The final factor is "whether the unnamed party has in some way represented to the complainant that its relationship with the complainant is to be through the named party." The Court interprets this as asking whether, based on representations made to her, Ms. Smith could have reasonably believed that by naming the Union in her formal charge, she was also naming PMTA, Delaware River, and Greenwich. Because nothing in Ms. Smith's complaint or her statements to the Court or in the defendants' submissions addresses any representations made to her by the Union or the moving defendants, the Court lacks sufficient information to determine whether this factor is met.
Considering all four factors, the Court finds that neither PMTA, Delaware River, nor Greenwich shares a sufficient commonality of interest with the Union to warrant an exception to the requirement that Ms. Smith exhaust her administrative remedies as to each defendant. Ms. Smith's claims against PMTA, Delaware River, and Greenwich will therefore be dismissed for failure to exhaust. This dismissal will be without prejudice, meaning that Ms. Smith may seek to exhaust her remedies against these three dismissed defendants by pursuing a claim against them with the EEOC.
C. PMTA's Argument that It is not an Employer
As an alternative argument for dismissing Ms. Smith's claims, PMTA argues in its motion for summary judgment that it cannot be liable to Ms. Smith for discrimination or retaliation because it was not her employer and because it did not run the hiring center from which she obtained employment. Title VII proscribes unlawful employment practices only by employers, potential employers, employment agencies, and labor organizations. 42 U.S.C. § 2000e-2.
In support of its motion, PMTA has presented an affidavit by its Vice President, Patrick Dolan, stating that the PMTA is a multi-employer bargaining association that represents its members in negotiations with the International Longshoremen's Association, and that the PMTA never employed Ms. Smith and plays "no role" in the selection of workers at the union hiring center. Dolan Aff., PMTA Mot. at Ex. 8.
Mr. Dolan's affidavit contradicts the position taken by the Union in the response it filed with the EEOC to Ms. Smith's discrimination charge. In its response, attached to the PMTA's motion at Exhibit 4, the Union stated that "[t]he PMTA, not the Union controls all aspects of hiring and assignment of work hours" for Union workers hired through the hiring center. This contradiction creates a genuine issue of material fact that the Court cannot resolve on summary judgment.

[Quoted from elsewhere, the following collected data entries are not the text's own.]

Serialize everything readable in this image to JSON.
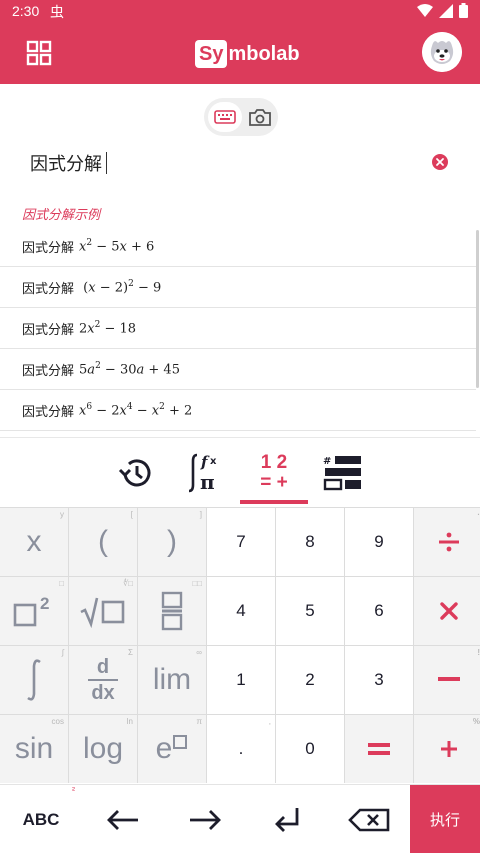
{
  "status": {
    "time": "2:30",
    "notif_glyph": "虫"
  },
  "app": {
    "logo_box": "Sy",
    "logo_rest": "mbolab"
  },
  "query": {
    "text": "因式分解"
  },
  "examples": {
    "title": "因式分解示例",
    "label": "因式分解"
  },
  "keyboard": {
    "tab_numbers_top": "1 2",
    "tab_numbers_bottom": "= +",
    "tab_icons": [
      "history-icon",
      "functions-icon",
      "numbers-icon",
      "matrix-icon"
    ],
    "keys": {
      "x": "x",
      "x_hint": "y",
      "lparen": "(",
      "lparen_hint": "[",
      "rparen": ")",
      "rparen_hint": "]",
      "seven": "7",
      "eight": "8",
      "nine": "9",
      "sq_hint": "□",
      "sqrt_hint": "∜□",
      "frac_hint": "□□",
      "four": "4",
      "five": "5",
      "six": "6",
      "ddx_d": "d",
      "ddx_dx": "dx",
      "ddx_hint": "Σ",
      "lim": "lim",
      "lim_hint": "∞",
      "one": "1",
      "two": "2",
      "three": "3",
      "sin": "sin",
      "sin_hint": "cos",
      "log": "log",
      "log_hint": "ln",
      "e": "e",
      "e_hint": "π",
      "dot": ".",
      "dot_hint": ",",
      "zero": "0",
      "div_hint": "·",
      "times_hint": "",
      "minus_hint": "!",
      "plus_hint": "%",
      "abc": "ABC",
      "abc_hint": "²",
      "execute": "执行"
    }
  },
  "colors": {
    "accent": "#dc3b5b",
    "dark": "#1d1d2b",
    "key_gray": "#8a8f9c"
  }
}
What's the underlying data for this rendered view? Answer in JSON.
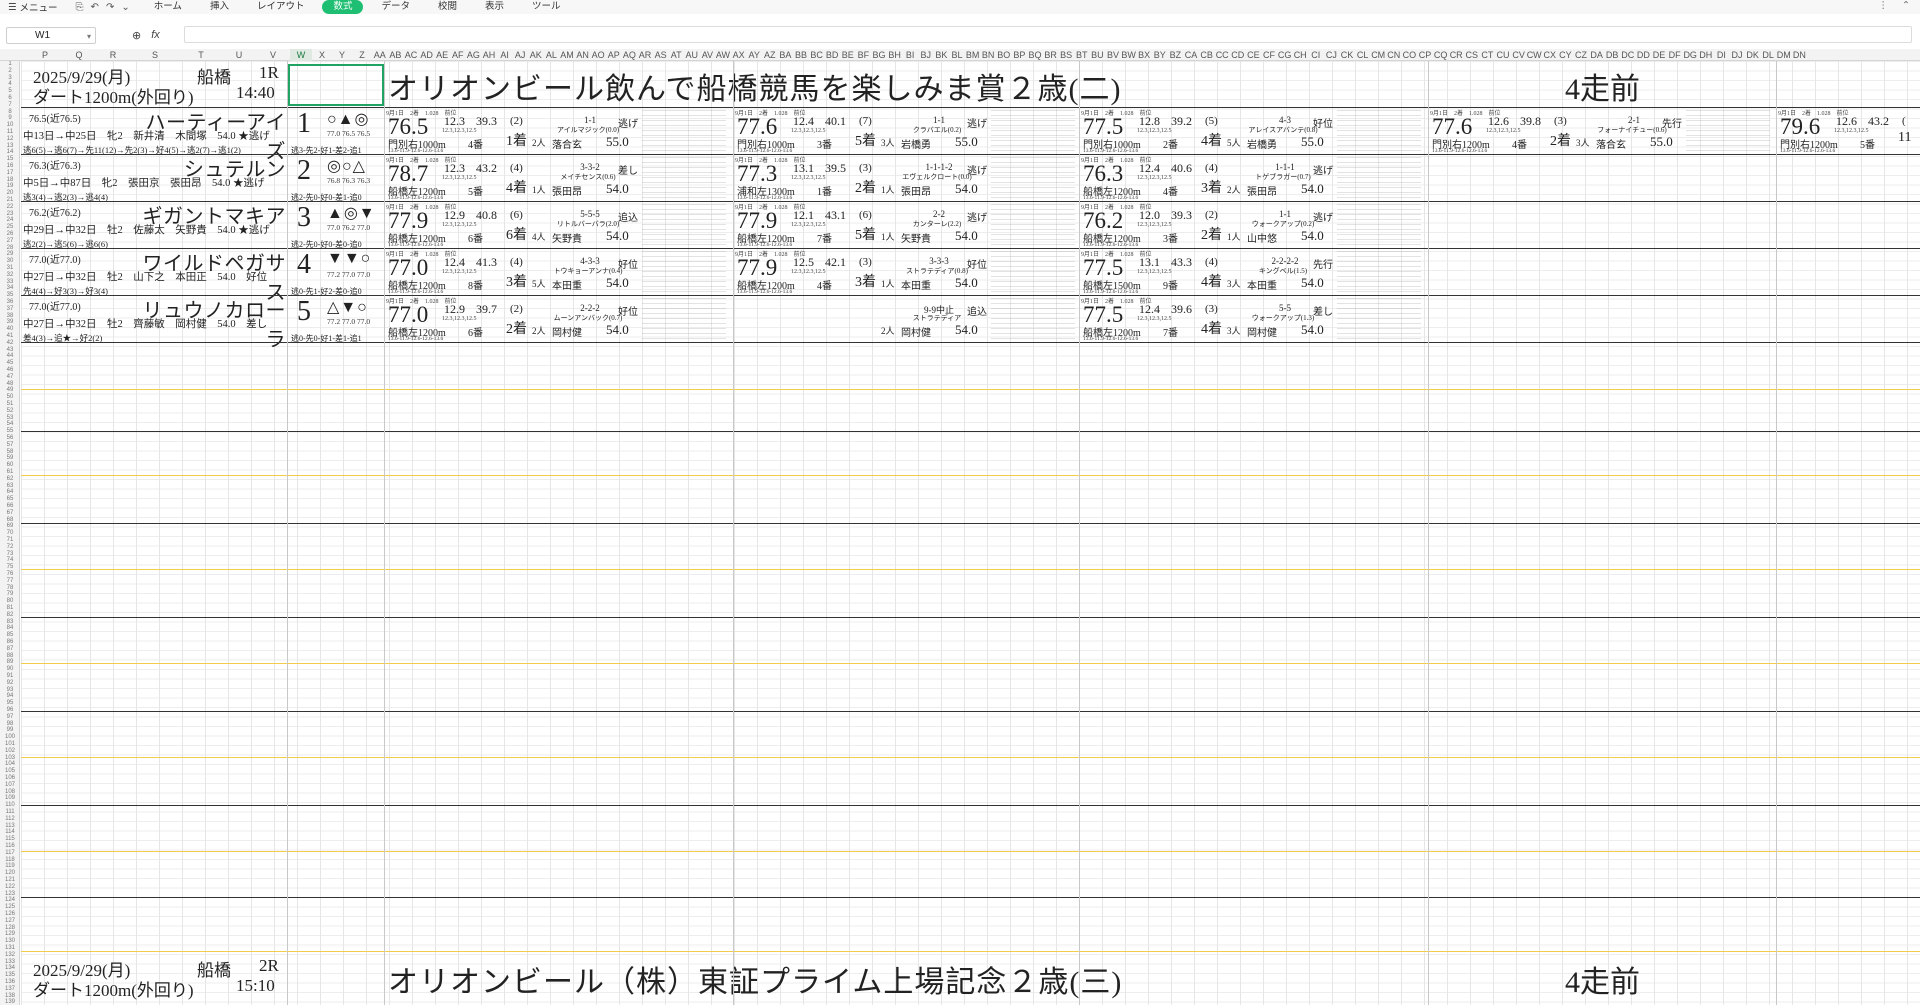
{
  "toolbar": {
    "menu_label": "メニュー",
    "tabs": [
      "ホーム",
      "挿入",
      "レイアウト",
      "数式",
      "データ",
      "校閲",
      "表示",
      "ツール"
    ],
    "active_tab": "数式"
  },
  "formula_bar": {
    "name_box": "W1",
    "fx": "fx",
    "value": ""
  },
  "columns": [
    "P",
    "Q",
    "R",
    "S",
    "T",
    "U",
    "V",
    "W",
    "X",
    "Y",
    "Z",
    "AA",
    "AB",
    "AC",
    "AD",
    "AE",
    "AF",
    "AG",
    "AH",
    "AI",
    "AJ",
    "AK",
    "AL",
    "AM",
    "AN",
    "AO",
    "AP",
    "AQ",
    "AR",
    "AS",
    "AT",
    "AU",
    "AV",
    "AW",
    "AX",
    "AY",
    "AZ",
    "BA",
    "BB",
    "BC",
    "BD",
    "BE",
    "BF",
    "BG",
    "BH",
    "BI",
    "BJ",
    "BK",
    "BL",
    "BM",
    "BN",
    "BO",
    "BP",
    "BQ",
    "BR",
    "BS",
    "BT",
    "BU",
    "BV",
    "BW",
    "BX",
    "BY",
    "BZ",
    "CA",
    "CB",
    "CC",
    "CD",
    "CE",
    "CF",
    "CG",
    "CH",
    "CI",
    "CJ",
    "CK",
    "CL",
    "CM",
    "CN",
    "CO",
    "CP",
    "CQ",
    "CR",
    "CS",
    "CT",
    "CU",
    "CV",
    "CW",
    "CX",
    "CY",
    "CZ",
    "DA",
    "DB",
    "DC",
    "DD",
    "DE",
    "DF",
    "DG",
    "DH",
    "DI",
    "DJ",
    "DK",
    "DL",
    "DM",
    "DN"
  ],
  "selected_column": "W",
  "races": [
    {
      "date": "2025/9/29(月)",
      "place": "船橋",
      "race_no": "1R",
      "course": "ダート1200m(外回り)",
      "time": "14:40",
      "title": "オリオンビール飲んで船橋競馬を楽しみま賞２歳(二)",
      "prev_label": "4走前"
    },
    {
      "date": "2025/9/29(月)",
      "place": "船橋",
      "race_no": "2R",
      "course": "ダート1200m(外回り)",
      "time": "15:10",
      "title": "オリオンビール（株）東証プライム上場記念２歳(三)",
      "prev_label": "4走前"
    }
  ],
  "horses": [
    {
      "rating": "76.5(近76.5)",
      "name": "ハーティーアイズ",
      "info": "中13日→中25日　牝2　新井清　木間塚　54.0 ★逃げ",
      "positions": "逃6(5)→逃6(7)→先11(12)→先2(3)→好4(5)→逃2(7)→逃1(2)",
      "number": "1",
      "marks": "○▲◎",
      "mini": "77.0 76.5 76.5",
      "trial": "逃3-先2-好1-差2-追1",
      "runs": [
        {
          "idx": "76.5",
          "n1": "12.3",
          "n2": "39.3",
          "pop": "(2)",
          "course": "門別右1000m",
          "gate": "4番",
          "rank": "1着",
          "corner": "1-1",
          "winner": "アイルマジック(0.0)",
          "field": "2人",
          "jockey": "落合玄",
          "weight": "55.0",
          "style": "逃げ"
        },
        {
          "idx": "77.6",
          "n1": "12.4",
          "n2": "40.1",
          "pop": "(7)",
          "course": "門別右1000m",
          "gate": "3番",
          "rank": "5着",
          "corner": "1-1",
          "winner": "クラバエル(0.2)",
          "field": "3人",
          "jockey": "岩橋勇",
          "weight": "55.0",
          "style": "逃げ"
        },
        {
          "idx": "77.5",
          "n1": "12.8",
          "n2": "39.2",
          "pop": "(5)",
          "course": "門別右1000m",
          "gate": "2番",
          "rank": "4着",
          "corner": "4-3",
          "winner": "アレイスアバンテ(0.8)",
          "field": "5人",
          "jockey": "岩橋勇",
          "weight": "55.0",
          "style": "好位"
        },
        {
          "idx": "77.6",
          "n1": "12.6",
          "n2": "39.8",
          "pop": "(3)",
          "course": "門別右1200m",
          "gate": "4番",
          "rank": "2着",
          "corner": "2-1",
          "winner": "フォーナイチュー(0.6)",
          "field": "3人",
          "jockey": "落合玄",
          "weight": "55.0",
          "style": "先行"
        },
        {
          "idx": "79.6",
          "n1": "12.6",
          "n2": "43.2",
          "pop": "(",
          "course": "門別右1200m",
          "gate": "5番",
          "rank": "11",
          "corner": "",
          "winner": "",
          "field": "",
          "jockey": "",
          "weight": "",
          "style": ""
        }
      ]
    },
    {
      "rating": "76.3(近76.3)",
      "name": "シュテルン",
      "info": "中5日→中87日　牝2　張田京　張田昂　54.0 ★逃げ",
      "positions": "逃3(4)→逃2(3)→逃4(4)",
      "number": "2",
      "marks": "◎○△",
      "mini": "76.8 76.3 76.3",
      "trial": "逃2-先0-好0-差1-追0",
      "runs": [
        {
          "idx": "78.7",
          "n1": "12.3",
          "n2": "43.2",
          "pop": "(4)",
          "course": "船橋左1200m",
          "gate": "5番",
          "rank": "4着",
          "corner": "3-3-2",
          "winner": "メイチセンス(0.6)",
          "field": "1人",
          "jockey": "張田昂",
          "weight": "54.0",
          "style": "差し"
        },
        {
          "idx": "77.3",
          "n1": "13.1",
          "n2": "39.5",
          "pop": "(3)",
          "course": "浦和左1300m",
          "gate": "1番",
          "rank": "2着",
          "corner": "1-1-1-2",
          "winner": "エヴェルクロート(0.0)",
          "field": "1人",
          "jockey": "張田昂",
          "weight": "54.0",
          "style": "逃げ"
        },
        {
          "idx": "76.3",
          "n1": "12.4",
          "n2": "40.6",
          "pop": "(4)",
          "course": "船橋左1200m",
          "gate": "4番",
          "rank": "3着",
          "corner": "1-1-1",
          "winner": "トゲブラガー(0.7)",
          "field": "2人",
          "jockey": "張田昂",
          "weight": "54.0",
          "style": "逃げ"
        }
      ]
    },
    {
      "rating": "76.2(近76.2)",
      "name": "ギガントマキア",
      "info": "中29日→中32日　牡2　佐藤太　矢野貴　54.0 ★逃げ",
      "positions": "逃2(2)→逃5(6)→逃6(6)",
      "number": "3",
      "marks": "▲◎▼",
      "mini": "77.0 76.2 77.0",
      "trial": "逃2-先0-好0-差0-追0",
      "runs": [
        {
          "idx": "77.9",
          "n1": "12.9",
          "n2": "40.8",
          "pop": "(6)",
          "course": "船橋左1200m",
          "gate": "6番",
          "rank": "6着",
          "corner": "5-5-5",
          "winner": "リトルバーバラ(2.0)",
          "field": "4人",
          "jockey": "矢野貴",
          "weight": "54.0",
          "style": "追込"
        },
        {
          "idx": "77.9",
          "n1": "12.1",
          "n2": "43.1",
          "pop": "(6)",
          "course": "船橋左1200m",
          "gate": "7番",
          "rank": "5着",
          "corner": "2-2",
          "winner": "カンターレ(2.2)",
          "field": "1人",
          "jockey": "矢野貴",
          "weight": "54.0",
          "style": "逃げ"
        },
        {
          "idx": "76.2",
          "n1": "12.0",
          "n2": "39.3",
          "pop": "(2)",
          "course": "船橋左1200m",
          "gate": "3番",
          "rank": "2着",
          "corner": "1-1",
          "winner": "ウォークアップ(0.2)",
          "field": "1人",
          "jockey": "山中悠",
          "weight": "54.0",
          "style": "逃げ"
        }
      ]
    },
    {
      "rating": "77.0(近77.0)",
      "name": "ワイルドペガサス",
      "info": "中27日→中32日　牡2　山下之　本田正　54.0　好位",
      "positions": "先4(4)→好3(3)→好3(4)",
      "number": "4",
      "marks": "▼▼○",
      "mini": "77.2 77.0 77.0",
      "trial": "逃0-先1-好2-差0-追0",
      "runs": [
        {
          "idx": "77.0",
          "n1": "12.4",
          "n2": "41.3",
          "pop": "(4)",
          "course": "船橋左1200m",
          "gate": "8番",
          "rank": "3着",
          "corner": "4-3-3",
          "winner": "トウキョーアンナ(0.4)",
          "field": "5人",
          "jockey": "本田重",
          "weight": "54.0",
          "style": "好位"
        },
        {
          "idx": "77.9",
          "n1": "12.5",
          "n2": "42.1",
          "pop": "(3)",
          "course": "船橋左1200m",
          "gate": "4番",
          "rank": "3着",
          "corner": "3-3-3",
          "winner": "ストラテディア(0.8)",
          "field": "1人",
          "jockey": "本田重",
          "weight": "54.0",
          "style": "好位"
        },
        {
          "idx": "77.5",
          "n1": "13.1",
          "n2": "43.3",
          "pop": "(4)",
          "course": "船橋左1500m",
          "gate": "9番",
          "rank": "4着",
          "corner": "2-2-2-2",
          "winner": "キングベル(1.5)",
          "field": "3人",
          "jockey": "本田重",
          "weight": "54.0",
          "style": "先行"
        }
      ]
    },
    {
      "rating": "77.0(近77.0)",
      "name": "リュウノカローラ",
      "info": "中27日→中32日　牡2　齊藤敏　岡村健　54.0　差し",
      "positions": "差4(3)→追★→好2(2)",
      "number": "5",
      "marks": "△▼○",
      "mini": "77.2 77.0 77.0",
      "trial": "逃0-先0-好1-差1-追1",
      "runs": [
        {
          "idx": "77.0",
          "n1": "12.9",
          "n2": "39.7",
          "pop": "(2)",
          "course": "船橋左1200m",
          "gate": "6番",
          "rank": "2着",
          "corner": "2-2-2",
          "winner": "ムーンアンバック(0.7)",
          "field": "2人",
          "jockey": "岡村健",
          "weight": "54.0",
          "style": "好位"
        },
        {
          "idx": "",
          "n1": "",
          "n2": "",
          "pop": "",
          "course": "",
          "gate": "",
          "rank": "",
          "corner": "9-9中止",
          "winner": "ストラテディア",
          "field": "2人",
          "jockey": "岡村健",
          "weight": "54.0",
          "style": "追込"
        },
        {
          "idx": "77.5",
          "n1": "12.4",
          "n2": "39.6",
          "pop": "(3)",
          "course": "船橋左1200m",
          "gate": "7番",
          "rank": "4着",
          "corner": "5-5",
          "winner": "ウォークアップ(1.3)",
          "field": "3人",
          "jockey": "岡村健",
          "weight": "54.0",
          "style": "差し"
        }
      ]
    }
  ],
  "run_meta": "9月1日　2着　1.028　前位",
  "run_lap": "12.3,12.3,12.5",
  "run_bottom": "13.6-11.9-12.6-12.6-13.6",
  "row_numbers_start": 1,
  "row_numbers_count": 140
}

An appropriate Order follows.
ORDER
AND NOW, this 10th day of November, 2008, upon consideration of the Motion to Dismiss of Defendant Greenwich Terminals, LLC (Docket No. 33) and the Motion for Summary Judgment of Defendants Delaware River Stevedores, Inc. and Philadelphia Marine Trade Association (Docket No. 34), IT IS HEREBY ORDERED, for the reasons set forth in the accompanying memorandum of law, that the Motions are GRANTED.
Defendants Greenwich Terminals, LLC, Delaware River Stevedores, Inc., and Philadelphia Marine Trade Association are DISMISSED from this action because of the plaintiff's failure to exhaust her administrative remedies. This dismissal is WITHOUT PREJUDICE, which means that the plaintiff may, if she chooses, seek to file administrative charges against these three dismissed defendants with the Equal Employment Opportunity Commission or the Pennsylvania Human Rights Commission and seek to exhaust her administrative remedies against these defendants.
The Court will issue a separate order setting a date for a status conference with the plaintiff and the remaining defendant, International Longshorement's Association, Local 1291, to discuss how to proceed with this case.